Göçmenlik, boş pozisyonları iyi doldurmaya yardımcı olur, aynı zamanda usta elektrik mühendisi Sven Ohligschläger’in deneyimidir. Würselen’deki orta ölçekli bir elektrik şirketinin başkanı ve aynı zamanda loncanın başkanı, “Birinin Alman olması veya sığınmacı olarak yalnızca Duldung sahibi olması benim için fark etmez” diyor.
Farklı kültürler
Şu anda Zimbabwe’den bir elektronik teknisyeni, bir Suriyeli ve Afganistan’dan bir genç adam çalıştıran Ohligschläger, “Kişinin ekibe iyi uyması ve diğer fikirlere tahammül edebilmesi benim için önemli,” diye vurguluyor. Enerji dönüşümü, Ohligschläger’e iyi bir düzen durumu getiriyor. Zimbabwe’den çalışanı Innocent Mhlanga’nın oturma iznini uzatmaya geldiğinde göçmen bürosuna “Adama ihtiyacımız var” dedi.
Şirkette farklı kültürlerin buluşması iyi işliyor. “Genç ustam sınavı geçtikten sonra bir parti verdiğinde, ramazan nedeniyle sadece güneş battıktan sonra yemek vardı.” Bu karşılıklı saygının gereğidir.

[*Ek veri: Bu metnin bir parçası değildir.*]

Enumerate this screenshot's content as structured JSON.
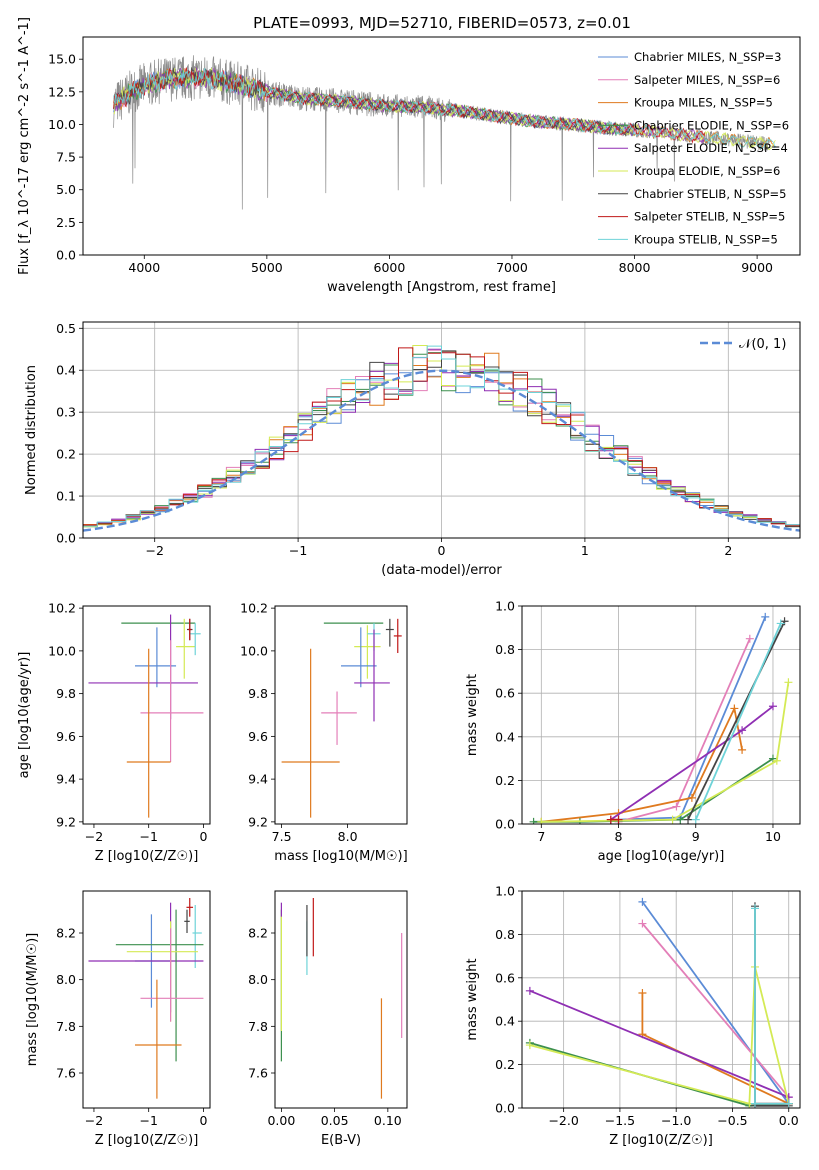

Ohligschläger, yabancı çalışanlarının geldiği ülkelerde ailenin çok önemli olduğunu söylüyor. “Bir aile şirketi olarak, bunun biraz yerine geçiyoruz.” Ohligschläger ayrıca çalışanlarına aile üyeleri gibi davranıyor.
Masum Mhlanga’nın ehliyetini, Afgan Safiullah Seerat’ın spor salonu üyelik ücretini ödedi ve Suriyeli öğretmen Hasan Mohsen eşini Suriye’den getirdiğinde fazladan maaş aldı.
Afgan Safiullah Seerat, Würselen’deki Elektro Ohligschläger’de çalışıyor
Kaynak: Katrin Starke
Sosyal bileşen onun için önemlidir. “Daha fazla desteğe ihtiyacı var.” Ama buna katlandığı için mutlu. Bürokrasi söz konusu olduğunda, yeni göçmenlik yasasının işleri kolaylaştıracağını umuyor.
Yeni Stratejiler
Almanya genelinde birçok sektörde iyi eğitimli uzman eksikliği giderek artıyor. 2022’nin dördüncü çeyreğinde yaklaşık 1,98 milyon iş boştu.
Federal hükümetin vasıflı işgücü stratejisi, yerel potansiyelden yararlanmayı amaçlıyor. Amaç, işgücü piyasasındaki kadın ve yaşlı insan sayısını artırmak ve eğitim ile ileri eğitimi güçlendirmektir. Bununla birlikte, Almanya’nın ayrıca, şirketlerin vasıflı işgücü tabanlarını güvence altına alabilmeleri ve genişletebilmeleri için nitelikli göçmenliğe de ihtiyacı var.
Nitelikli işçi göçünün daha da geliştirilmesine ilişkin yasa ile mevcut engeller kaldırılacaktır. Federal hükümetin Mart’ta sunduğu ve Federal Meclis’in Haziran’da kabul ettiği yasa değişikliğinin ana noktalarından biri: iki yıllık mesleki deneyime ve kendi ülkesinde bir diplomaya sahip olan herkes vasıflı işçi olarak Almanya’ya gelebilir. Derecenin artık Almanya’da önceden tanınması gerekmiyor. Henüz belirli bir iş teklifi olmayan ancak iş piyasası için potansiyeli olan kişiler için puan sistemli yeni bir fırsat kartı tanıtılıyor. (Kaynak: Bundesregierung.de)
Şirketler, kariyer ve eğitim fuarlarında vasıflı işçiler için reklam veriyor, ancak aynı zamanda sosyal medyayı da giderek daha fazla kullanıyor. Ayrıca, Caritas veya Diakonie gibi kurumlarla ve BifiZ – Education for smart future gGmbH gibi kuruluşlarla ve ayrıca Almanya’daki ve yurtdışındaki yerel istihdam bürolarıyla birlikte çalışırlar. Ağları da kullanırlar. Örneğin Gesobau, özellikle kriz bölgelerinden insanlara hitap etmek için “Şirketler mültecileri entegre ediyor” ağının bir üyesidir.